Except it wasn’t like that at all. Baseball had lots of rules and deadlines around contract negotiations and arbitration. And the schedule was brutal, especially on an infant.
“When she was born,” he sniffed, “it was like someone rearranged my brain. I have never felt so instinctively protective and possessive of anyone.” His eyes glittered as they darted between mine and it took my breath away. “Although I’ve felt it again rather recently.” He smiled and looked back down at our hands. “I just…I couldn’t leave her. And my mom has this method she uses when Ev or I are conflicted on what to do. She asks us to picture our ideal life ten years from now. What does it look like? And for me, that was Rosie. Taking her to school and knowing all her friends and being with my family. I didn’t see baseball there at all. And when I worked that backward through the years to figure out how I make that future real, there was only one solution: find a new career. Just making that decision calmed the storm in my head. The chaos that was ripping it apart finally subsided. But it didn’t mean it was easy. It meant giving up the future I thought I had ahead of me and taking a different path.”

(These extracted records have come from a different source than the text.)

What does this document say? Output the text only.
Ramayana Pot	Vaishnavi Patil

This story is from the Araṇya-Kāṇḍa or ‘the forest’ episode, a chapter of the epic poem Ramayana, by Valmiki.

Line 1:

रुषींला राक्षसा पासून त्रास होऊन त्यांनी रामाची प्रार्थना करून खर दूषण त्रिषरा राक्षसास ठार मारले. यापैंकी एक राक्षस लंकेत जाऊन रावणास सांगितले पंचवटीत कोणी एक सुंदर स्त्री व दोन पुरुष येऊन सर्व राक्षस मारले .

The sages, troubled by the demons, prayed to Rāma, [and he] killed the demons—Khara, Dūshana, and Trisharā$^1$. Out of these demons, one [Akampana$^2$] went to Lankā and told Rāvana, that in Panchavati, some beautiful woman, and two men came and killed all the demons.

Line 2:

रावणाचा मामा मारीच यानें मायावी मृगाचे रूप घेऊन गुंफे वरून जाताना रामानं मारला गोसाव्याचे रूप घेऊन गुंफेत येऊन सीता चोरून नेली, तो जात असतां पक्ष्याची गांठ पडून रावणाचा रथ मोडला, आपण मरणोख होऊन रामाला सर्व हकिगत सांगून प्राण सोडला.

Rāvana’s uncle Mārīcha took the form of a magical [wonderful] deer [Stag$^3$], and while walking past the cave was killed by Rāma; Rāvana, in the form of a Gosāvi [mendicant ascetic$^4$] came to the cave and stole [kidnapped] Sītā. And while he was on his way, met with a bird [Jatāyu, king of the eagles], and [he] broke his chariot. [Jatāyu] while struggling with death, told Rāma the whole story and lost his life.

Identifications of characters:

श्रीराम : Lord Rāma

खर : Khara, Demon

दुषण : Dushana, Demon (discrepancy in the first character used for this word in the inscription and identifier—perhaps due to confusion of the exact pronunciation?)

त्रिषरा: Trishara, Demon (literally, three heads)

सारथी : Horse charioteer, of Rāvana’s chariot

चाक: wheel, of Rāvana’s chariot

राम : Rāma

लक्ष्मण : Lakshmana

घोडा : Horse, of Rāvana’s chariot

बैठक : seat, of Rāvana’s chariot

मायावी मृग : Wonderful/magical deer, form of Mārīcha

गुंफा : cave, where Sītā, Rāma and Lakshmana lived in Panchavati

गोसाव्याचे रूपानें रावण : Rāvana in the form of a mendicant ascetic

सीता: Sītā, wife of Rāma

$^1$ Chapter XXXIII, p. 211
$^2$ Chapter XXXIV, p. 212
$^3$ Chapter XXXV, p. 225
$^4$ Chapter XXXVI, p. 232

“You were angry,” I guessed.
He nodded. “Not all the time. And not like Paredes. I did talk it out with Ev and my parents. They let me vent. And, eventually, I got used to being on the new path. Found a job I enjoyed and, like baseball, came with a roadmap for me to follow. I found myself exactly where I wanted to be ten years later. And then the path changed again.”
“But it didn’t make you angry this time.”
He threaded our fingers together and held my hand. “That’s not entirely true. Doing this? It’s terrifying. I’ve left all my systems, all the things I’ve learned to help me be successful, and jumped into the deep end. I’m very worried my mind will not be up to the task, but because I know what my weaknesses are, I’ve been concentrating on them, and with a little bit of that timing and luck, I might just do this thing.”
I already respected Isaac’s leadership and integrity, but now I was head over heels fangirling over everything about him from his struggles to his skills. “You’re a pretty incredible man, Isaac Anson. And very self-aware.”
He grunted. “It comes from years of failing spectacularly. Just be glad you weren’t around for them.”
“Oh, I’ll gladly reap the benefits.” I scooched over until my hips met his and dropped a kiss on his scruffy cheek. “I want to know all of you, Isaac. Even the parts you think are messy.”